The cost of a DBFS S3 bucket is primarily driven by the number of API calls, and secondarily by the cost of storage. You can use the AWS CloudTrail logs to create a table, count the number of API calls, and thereby calculate the exact cost of the API requests.
- Obtain the following information. You may need to contact your AWS Administrator to get it.
- API call cost for calls involving List, Put, Copy, or Post (the example script uses the price per thousand calls: 0.005/1000)
- API call cost for calls involving Head, Get, or Select (below, 0.0004/1000)
- Account ID for the Databricks control plane account (below, 414351767826)
- Copy the CloudTrail logs to an S3 bucket and use the following Apache Spark code to read the logs and create a table:
%python spark.read.json("s3://dbc-root-cloudwatch/*/*/*/*/*/*/*").createOrReplaceTempView("f_cloudwatch")
- Substitute the accountIDand the API call costs into the following query. This query takes the CloudTrail results collected during a specific time interval, counts the number of API calls being made from the Databricks control plane account, and calculates the cost.
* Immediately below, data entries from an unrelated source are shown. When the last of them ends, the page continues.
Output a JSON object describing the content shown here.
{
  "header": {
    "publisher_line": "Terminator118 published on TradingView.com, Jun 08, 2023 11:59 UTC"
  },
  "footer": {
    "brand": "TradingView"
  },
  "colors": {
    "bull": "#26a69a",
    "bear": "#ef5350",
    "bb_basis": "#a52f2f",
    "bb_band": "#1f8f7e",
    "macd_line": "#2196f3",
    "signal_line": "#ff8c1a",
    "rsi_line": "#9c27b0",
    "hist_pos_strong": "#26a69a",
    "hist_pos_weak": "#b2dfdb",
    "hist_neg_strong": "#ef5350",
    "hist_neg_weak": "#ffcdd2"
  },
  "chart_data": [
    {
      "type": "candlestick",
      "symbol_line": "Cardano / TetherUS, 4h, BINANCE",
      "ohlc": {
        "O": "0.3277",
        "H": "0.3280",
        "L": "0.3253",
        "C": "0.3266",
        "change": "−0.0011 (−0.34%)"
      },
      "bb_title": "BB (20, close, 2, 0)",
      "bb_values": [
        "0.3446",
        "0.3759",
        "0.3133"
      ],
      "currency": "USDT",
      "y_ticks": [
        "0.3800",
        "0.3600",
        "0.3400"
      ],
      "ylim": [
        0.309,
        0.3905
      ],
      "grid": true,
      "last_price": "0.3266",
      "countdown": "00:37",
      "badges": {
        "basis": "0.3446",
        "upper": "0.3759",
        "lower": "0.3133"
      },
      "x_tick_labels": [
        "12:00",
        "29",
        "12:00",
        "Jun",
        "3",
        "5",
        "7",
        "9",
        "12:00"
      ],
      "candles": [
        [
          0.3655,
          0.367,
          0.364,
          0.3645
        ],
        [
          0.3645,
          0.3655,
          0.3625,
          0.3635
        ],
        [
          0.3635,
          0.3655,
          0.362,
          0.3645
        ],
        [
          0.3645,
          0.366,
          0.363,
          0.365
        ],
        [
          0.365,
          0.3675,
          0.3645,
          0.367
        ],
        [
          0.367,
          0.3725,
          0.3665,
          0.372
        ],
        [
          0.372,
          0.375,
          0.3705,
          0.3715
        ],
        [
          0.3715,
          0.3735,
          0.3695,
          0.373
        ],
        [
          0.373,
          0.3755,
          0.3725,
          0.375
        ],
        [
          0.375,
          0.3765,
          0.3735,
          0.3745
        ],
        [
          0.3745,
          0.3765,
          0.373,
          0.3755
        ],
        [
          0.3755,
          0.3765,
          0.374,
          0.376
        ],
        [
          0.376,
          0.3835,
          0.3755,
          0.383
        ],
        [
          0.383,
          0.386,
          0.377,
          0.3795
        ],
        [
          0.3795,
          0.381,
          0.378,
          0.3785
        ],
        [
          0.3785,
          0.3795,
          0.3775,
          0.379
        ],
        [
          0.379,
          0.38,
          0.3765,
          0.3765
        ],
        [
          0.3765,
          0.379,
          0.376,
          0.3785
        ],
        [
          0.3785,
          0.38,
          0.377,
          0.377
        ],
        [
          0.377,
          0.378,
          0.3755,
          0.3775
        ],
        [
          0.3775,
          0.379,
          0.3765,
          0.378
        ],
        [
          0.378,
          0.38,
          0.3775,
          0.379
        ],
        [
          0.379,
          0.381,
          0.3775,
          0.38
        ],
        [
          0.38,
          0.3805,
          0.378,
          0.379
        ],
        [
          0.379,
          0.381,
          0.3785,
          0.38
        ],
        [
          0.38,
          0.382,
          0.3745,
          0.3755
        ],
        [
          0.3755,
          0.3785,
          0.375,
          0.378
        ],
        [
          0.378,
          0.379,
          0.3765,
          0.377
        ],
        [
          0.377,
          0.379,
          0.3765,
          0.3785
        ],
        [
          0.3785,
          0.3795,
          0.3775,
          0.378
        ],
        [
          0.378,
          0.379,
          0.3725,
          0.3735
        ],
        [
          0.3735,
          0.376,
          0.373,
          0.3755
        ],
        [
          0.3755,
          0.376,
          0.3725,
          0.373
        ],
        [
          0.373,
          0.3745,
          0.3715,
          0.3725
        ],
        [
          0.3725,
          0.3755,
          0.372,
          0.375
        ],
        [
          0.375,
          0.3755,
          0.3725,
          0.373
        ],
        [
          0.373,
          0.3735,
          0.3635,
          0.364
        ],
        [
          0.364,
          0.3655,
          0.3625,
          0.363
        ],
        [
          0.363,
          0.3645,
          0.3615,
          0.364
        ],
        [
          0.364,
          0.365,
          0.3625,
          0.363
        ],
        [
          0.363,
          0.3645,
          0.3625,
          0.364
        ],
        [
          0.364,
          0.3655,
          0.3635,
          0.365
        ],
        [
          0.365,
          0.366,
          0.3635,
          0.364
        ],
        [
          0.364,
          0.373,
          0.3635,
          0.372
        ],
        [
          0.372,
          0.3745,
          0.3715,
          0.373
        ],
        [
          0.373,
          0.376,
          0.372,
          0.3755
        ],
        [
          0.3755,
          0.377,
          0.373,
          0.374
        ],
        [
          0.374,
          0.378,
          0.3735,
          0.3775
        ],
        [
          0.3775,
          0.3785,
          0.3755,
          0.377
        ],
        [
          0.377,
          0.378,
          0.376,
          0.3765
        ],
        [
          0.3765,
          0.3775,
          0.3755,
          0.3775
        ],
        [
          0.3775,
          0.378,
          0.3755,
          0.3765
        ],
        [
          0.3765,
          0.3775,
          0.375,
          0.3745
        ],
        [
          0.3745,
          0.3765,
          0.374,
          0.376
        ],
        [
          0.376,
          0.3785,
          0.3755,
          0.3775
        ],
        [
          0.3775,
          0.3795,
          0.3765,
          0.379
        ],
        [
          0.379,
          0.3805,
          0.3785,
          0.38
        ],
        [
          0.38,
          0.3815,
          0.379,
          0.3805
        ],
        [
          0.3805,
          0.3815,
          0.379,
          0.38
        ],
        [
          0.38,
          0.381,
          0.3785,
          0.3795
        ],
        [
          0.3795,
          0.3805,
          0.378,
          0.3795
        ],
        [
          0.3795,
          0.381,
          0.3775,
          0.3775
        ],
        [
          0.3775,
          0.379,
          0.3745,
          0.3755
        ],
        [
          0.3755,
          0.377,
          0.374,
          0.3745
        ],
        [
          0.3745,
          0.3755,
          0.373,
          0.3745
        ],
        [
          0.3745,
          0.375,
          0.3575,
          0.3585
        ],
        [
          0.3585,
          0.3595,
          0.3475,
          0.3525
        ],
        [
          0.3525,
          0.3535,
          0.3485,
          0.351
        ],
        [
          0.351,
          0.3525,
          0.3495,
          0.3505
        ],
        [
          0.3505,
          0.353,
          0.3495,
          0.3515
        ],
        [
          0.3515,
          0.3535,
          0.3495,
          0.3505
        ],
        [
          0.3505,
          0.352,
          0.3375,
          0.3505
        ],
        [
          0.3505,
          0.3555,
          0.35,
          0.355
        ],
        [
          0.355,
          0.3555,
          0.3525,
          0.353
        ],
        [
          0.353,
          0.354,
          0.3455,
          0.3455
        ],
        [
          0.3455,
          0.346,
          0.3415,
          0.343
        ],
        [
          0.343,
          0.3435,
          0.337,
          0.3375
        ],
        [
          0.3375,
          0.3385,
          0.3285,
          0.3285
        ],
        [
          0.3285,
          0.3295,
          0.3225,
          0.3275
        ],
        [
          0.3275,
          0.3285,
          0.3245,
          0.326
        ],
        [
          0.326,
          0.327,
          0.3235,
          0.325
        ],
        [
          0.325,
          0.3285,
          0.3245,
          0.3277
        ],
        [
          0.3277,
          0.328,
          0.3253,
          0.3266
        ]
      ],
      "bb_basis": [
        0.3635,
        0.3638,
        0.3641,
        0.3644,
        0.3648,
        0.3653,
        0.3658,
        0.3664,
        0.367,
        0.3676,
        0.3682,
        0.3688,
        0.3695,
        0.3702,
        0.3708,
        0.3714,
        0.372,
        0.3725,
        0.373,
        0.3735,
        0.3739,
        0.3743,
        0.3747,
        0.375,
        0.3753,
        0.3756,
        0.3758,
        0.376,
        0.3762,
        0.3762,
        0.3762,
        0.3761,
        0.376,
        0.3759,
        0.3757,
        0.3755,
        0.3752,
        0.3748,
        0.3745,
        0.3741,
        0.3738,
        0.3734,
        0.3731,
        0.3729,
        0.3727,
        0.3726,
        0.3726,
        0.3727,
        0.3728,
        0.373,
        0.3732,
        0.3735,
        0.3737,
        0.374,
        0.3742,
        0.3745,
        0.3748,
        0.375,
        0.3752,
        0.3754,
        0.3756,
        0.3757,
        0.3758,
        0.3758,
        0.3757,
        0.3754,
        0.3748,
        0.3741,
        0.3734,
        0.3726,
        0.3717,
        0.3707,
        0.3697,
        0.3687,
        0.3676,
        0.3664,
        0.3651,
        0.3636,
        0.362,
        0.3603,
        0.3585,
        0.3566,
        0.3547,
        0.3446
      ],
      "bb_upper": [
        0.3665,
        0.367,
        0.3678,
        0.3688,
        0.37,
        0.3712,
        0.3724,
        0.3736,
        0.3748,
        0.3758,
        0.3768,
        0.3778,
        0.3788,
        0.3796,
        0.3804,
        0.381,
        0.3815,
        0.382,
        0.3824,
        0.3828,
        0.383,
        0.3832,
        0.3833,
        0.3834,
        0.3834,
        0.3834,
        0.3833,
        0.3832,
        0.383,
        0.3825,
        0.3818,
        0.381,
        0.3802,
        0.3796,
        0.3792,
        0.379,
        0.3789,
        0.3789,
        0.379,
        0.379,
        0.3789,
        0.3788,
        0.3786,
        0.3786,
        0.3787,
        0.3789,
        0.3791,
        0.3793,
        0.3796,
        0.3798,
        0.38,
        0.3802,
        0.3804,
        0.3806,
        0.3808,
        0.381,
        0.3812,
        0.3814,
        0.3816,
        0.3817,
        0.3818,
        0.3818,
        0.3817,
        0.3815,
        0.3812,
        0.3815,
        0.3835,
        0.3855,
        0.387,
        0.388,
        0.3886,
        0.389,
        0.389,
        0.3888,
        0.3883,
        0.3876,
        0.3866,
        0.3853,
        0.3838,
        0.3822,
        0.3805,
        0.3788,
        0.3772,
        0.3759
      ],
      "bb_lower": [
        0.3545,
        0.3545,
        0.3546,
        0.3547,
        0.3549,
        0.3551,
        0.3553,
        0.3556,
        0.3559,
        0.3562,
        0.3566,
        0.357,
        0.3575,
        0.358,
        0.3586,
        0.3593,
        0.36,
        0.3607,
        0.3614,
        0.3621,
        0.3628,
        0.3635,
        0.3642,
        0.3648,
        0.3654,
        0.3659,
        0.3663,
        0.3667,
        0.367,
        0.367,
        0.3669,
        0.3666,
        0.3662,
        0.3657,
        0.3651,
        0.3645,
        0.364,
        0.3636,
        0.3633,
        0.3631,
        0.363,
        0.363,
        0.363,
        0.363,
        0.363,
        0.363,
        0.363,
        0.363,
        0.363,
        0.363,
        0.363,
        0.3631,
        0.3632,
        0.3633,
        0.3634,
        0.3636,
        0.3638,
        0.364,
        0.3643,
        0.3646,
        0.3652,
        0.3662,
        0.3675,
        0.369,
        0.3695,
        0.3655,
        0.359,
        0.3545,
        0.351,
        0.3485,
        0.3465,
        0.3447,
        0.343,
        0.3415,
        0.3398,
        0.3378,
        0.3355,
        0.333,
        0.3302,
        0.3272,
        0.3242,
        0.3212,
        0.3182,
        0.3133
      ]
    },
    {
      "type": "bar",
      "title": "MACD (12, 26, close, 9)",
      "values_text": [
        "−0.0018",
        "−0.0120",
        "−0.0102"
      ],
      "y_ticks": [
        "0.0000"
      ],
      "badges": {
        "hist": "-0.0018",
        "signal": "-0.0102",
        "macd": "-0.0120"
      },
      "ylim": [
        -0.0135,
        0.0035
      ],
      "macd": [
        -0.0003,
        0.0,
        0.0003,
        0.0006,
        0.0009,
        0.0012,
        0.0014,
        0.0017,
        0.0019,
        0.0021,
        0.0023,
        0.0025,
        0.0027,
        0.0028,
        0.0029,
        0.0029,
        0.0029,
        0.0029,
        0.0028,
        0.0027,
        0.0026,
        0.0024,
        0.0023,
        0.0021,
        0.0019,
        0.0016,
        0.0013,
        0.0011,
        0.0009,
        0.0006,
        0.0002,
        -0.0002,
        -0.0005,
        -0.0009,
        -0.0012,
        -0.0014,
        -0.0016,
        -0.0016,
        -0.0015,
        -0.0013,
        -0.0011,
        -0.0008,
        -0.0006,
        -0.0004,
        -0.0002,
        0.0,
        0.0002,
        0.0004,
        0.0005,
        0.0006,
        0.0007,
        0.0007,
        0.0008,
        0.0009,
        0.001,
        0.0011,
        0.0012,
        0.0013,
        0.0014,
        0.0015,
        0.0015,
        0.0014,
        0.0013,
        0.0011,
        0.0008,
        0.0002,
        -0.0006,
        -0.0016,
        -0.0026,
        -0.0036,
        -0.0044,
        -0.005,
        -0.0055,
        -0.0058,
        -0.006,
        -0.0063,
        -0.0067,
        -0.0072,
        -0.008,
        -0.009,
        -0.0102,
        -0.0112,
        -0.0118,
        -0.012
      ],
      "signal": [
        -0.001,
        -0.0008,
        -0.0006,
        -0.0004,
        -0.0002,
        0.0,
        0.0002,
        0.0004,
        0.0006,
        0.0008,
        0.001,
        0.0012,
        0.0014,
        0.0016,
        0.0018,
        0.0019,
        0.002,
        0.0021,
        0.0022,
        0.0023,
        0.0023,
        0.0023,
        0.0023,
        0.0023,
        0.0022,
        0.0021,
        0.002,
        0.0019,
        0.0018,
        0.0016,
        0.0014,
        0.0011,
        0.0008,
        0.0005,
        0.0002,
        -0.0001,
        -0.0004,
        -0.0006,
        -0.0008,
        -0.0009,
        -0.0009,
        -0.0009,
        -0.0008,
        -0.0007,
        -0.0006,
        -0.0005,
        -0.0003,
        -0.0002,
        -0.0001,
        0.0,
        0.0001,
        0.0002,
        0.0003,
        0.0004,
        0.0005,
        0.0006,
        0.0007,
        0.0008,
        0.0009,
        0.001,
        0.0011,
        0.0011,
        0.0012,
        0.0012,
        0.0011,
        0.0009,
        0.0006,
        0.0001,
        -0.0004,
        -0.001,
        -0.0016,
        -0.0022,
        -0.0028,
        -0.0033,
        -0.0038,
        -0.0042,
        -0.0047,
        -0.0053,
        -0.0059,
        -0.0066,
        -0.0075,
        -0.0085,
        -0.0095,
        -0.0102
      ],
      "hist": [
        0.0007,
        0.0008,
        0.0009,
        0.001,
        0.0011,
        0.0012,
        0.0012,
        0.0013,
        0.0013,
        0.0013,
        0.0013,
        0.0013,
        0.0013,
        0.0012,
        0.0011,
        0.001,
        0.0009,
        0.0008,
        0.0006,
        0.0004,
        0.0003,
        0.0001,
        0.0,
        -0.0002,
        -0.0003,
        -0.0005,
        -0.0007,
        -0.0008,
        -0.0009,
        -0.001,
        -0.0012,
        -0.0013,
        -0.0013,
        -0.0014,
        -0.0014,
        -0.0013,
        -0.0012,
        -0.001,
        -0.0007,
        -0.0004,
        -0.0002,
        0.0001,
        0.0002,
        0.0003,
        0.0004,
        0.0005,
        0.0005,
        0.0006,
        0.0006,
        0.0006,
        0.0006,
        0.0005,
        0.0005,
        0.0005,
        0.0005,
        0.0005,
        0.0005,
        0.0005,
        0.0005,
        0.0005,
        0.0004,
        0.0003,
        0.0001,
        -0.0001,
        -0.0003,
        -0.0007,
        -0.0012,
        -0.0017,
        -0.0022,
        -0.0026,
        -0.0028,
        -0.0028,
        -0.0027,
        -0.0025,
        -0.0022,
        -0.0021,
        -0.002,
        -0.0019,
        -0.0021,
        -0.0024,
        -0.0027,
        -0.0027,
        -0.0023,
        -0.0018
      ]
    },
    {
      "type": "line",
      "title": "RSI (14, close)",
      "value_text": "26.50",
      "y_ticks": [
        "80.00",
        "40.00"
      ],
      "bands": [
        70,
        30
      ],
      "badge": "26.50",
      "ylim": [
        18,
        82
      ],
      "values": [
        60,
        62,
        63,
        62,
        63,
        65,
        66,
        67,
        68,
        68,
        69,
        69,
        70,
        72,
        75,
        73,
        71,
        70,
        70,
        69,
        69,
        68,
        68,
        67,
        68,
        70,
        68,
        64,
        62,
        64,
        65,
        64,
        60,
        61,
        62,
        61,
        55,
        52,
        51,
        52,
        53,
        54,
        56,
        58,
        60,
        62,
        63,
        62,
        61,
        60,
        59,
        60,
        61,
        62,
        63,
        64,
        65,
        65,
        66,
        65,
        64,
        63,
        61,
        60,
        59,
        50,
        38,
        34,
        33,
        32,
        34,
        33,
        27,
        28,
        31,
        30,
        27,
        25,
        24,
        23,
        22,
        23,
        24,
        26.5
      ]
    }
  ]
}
%sql select Records.userIdentity.accountId, Records.eventName, count(*) as api_calls, (case when Records.eventName like 'List%' or Records.eventName like 'Put%' or Records.eventName like 'Copy%' or Records.eventName like 'Post%' then 0.005/1000 when Records.eventName like 'Head%' or Records.eventName like 'Get%' or Records.eventName like 'Select%' then 0.0004/1000 else 0 end) * count(*) as api_cost from (select explode(Records) as Records from f_cloudwatch where Records is not null) -- where Records.userIdentity.accountId = '414351767826' group by 1,2 order by 4 desc limit 10;
- Run the query to generate a table. The resulting table shows the number of API calls and the cost of those calls.
Additional API costs are often due to checkpointing directories for streaming jobs. Databricks recommends deleting old checkpointing directories if they are no longer referenced.